Method:This study recruited 10 undergraduate voice major students (5 sopranos and 5 tenors). Each soprano performed both the Italian and Chinese versions of the same classical song, while each tenor also sang both language versions of the same piece, yielding 20 valid samples in total. All recordings were annotated and relevant singing materials extracted using Praat; statistical analyses were conducted in a Python environment. Each dataset was quantified through multiple voice-quality indices based on fundamental frequency (F0), formant, and sung vowels. The study compared the acoustic characteristics of the two voice type when singing in Italian versus Chinese through perturbation analysis (Jitter & Shimmer), formant comparison, and long-term average spectrum (LTAS) analysis.
For this experiment, recordings were made with a D-Command integrated digital console paired with Avid Pro Tools software. The singing signal was captured by a condenser microphone (Neumann U87) positioned approximately 15 cm from the participant’s lips. The audio signal was routed through the D-Command console into the computer and simultaneously recorded in Pro Tools at a sampling rate of 48 kHz. The entire data-collection process took place in the recording studio of the Art School, **** University, with a room noise floor of approximately 20 dB.

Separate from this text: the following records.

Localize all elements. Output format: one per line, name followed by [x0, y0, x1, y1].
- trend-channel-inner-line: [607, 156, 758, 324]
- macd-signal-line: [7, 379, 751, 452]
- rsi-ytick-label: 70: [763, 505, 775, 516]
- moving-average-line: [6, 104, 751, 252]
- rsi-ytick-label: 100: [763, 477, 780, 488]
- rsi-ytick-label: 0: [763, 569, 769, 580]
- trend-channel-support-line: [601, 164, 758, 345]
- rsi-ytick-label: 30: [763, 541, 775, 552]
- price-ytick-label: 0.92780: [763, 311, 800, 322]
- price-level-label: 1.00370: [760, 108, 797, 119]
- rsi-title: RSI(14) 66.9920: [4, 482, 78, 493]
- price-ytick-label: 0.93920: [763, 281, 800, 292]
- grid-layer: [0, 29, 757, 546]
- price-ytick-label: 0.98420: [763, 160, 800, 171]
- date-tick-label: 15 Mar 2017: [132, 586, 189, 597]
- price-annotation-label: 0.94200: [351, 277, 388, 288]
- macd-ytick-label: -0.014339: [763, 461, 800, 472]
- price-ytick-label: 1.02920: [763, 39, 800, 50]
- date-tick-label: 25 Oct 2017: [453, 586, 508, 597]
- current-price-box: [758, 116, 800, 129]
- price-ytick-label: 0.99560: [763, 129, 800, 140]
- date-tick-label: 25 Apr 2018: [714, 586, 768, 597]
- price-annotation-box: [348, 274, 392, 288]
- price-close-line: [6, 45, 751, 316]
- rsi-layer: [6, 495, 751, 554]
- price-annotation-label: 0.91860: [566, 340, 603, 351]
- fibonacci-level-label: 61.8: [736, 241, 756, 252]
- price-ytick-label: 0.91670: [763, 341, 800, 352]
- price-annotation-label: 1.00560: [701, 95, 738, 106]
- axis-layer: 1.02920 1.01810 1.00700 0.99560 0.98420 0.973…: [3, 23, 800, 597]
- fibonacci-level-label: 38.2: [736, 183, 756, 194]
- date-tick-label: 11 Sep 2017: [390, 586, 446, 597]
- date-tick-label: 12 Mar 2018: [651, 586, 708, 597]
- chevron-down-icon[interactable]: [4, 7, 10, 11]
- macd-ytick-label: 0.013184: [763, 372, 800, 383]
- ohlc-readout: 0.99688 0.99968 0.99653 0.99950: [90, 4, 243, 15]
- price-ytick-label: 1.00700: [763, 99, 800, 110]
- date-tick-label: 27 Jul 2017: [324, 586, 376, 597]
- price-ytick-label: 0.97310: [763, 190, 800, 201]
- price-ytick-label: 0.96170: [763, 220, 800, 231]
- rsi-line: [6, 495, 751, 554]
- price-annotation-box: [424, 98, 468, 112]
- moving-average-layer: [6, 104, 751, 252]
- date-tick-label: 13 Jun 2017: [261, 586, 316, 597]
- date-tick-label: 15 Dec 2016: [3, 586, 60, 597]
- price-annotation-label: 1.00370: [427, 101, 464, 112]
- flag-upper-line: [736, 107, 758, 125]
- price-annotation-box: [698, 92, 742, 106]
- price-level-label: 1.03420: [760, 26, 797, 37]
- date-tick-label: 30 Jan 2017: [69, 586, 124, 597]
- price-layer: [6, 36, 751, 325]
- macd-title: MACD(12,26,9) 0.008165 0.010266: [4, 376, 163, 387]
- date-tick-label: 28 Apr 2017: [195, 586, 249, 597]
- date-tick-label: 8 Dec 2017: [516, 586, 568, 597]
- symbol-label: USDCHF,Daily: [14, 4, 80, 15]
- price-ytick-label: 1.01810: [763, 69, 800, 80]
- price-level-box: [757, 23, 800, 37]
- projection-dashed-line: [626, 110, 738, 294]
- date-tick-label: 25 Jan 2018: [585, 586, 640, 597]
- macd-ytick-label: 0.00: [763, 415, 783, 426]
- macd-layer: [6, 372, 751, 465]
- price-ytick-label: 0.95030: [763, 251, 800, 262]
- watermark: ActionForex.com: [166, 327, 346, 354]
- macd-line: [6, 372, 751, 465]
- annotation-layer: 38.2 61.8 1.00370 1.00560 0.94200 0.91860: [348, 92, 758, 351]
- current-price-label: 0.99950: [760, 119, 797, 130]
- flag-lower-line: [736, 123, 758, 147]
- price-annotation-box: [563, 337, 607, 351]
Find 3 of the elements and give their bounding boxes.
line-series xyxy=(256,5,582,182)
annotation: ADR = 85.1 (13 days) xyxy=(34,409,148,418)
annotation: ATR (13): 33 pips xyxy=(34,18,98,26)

Conclusion:The results show that, in the stable segment of vowel /a/, the mean Jitter and Shimmer for Italian were both lower than for Chinese. Paired t-tests revealed no significant difference for Jitter, while Shimmer was significantly lower in Italian (p = 0.048, d = 0.58). Formant data showed that, at the same fundamental frequency, Italian vowels had higher F1/F2 energy than Chinese ones. Sopranos displayed an upward-shifted F2 system, and both voice types followed a more posterior and open resonant path in Italian, demonstrating that language itself measurably affects vocal-tract shape and energy distribution.Additionally, regardless of voice type, the LTAS consistently displayed the singer’s formant in the 2.5–3.5 kHz region, confirming that professional vocal training yields cross-language consistency in vocal-tract morphology and resonance frequencies. LTAS results indicate that language only fine-tunes local spectral shape without altering the core singing-resonance feature—the singer’s formant.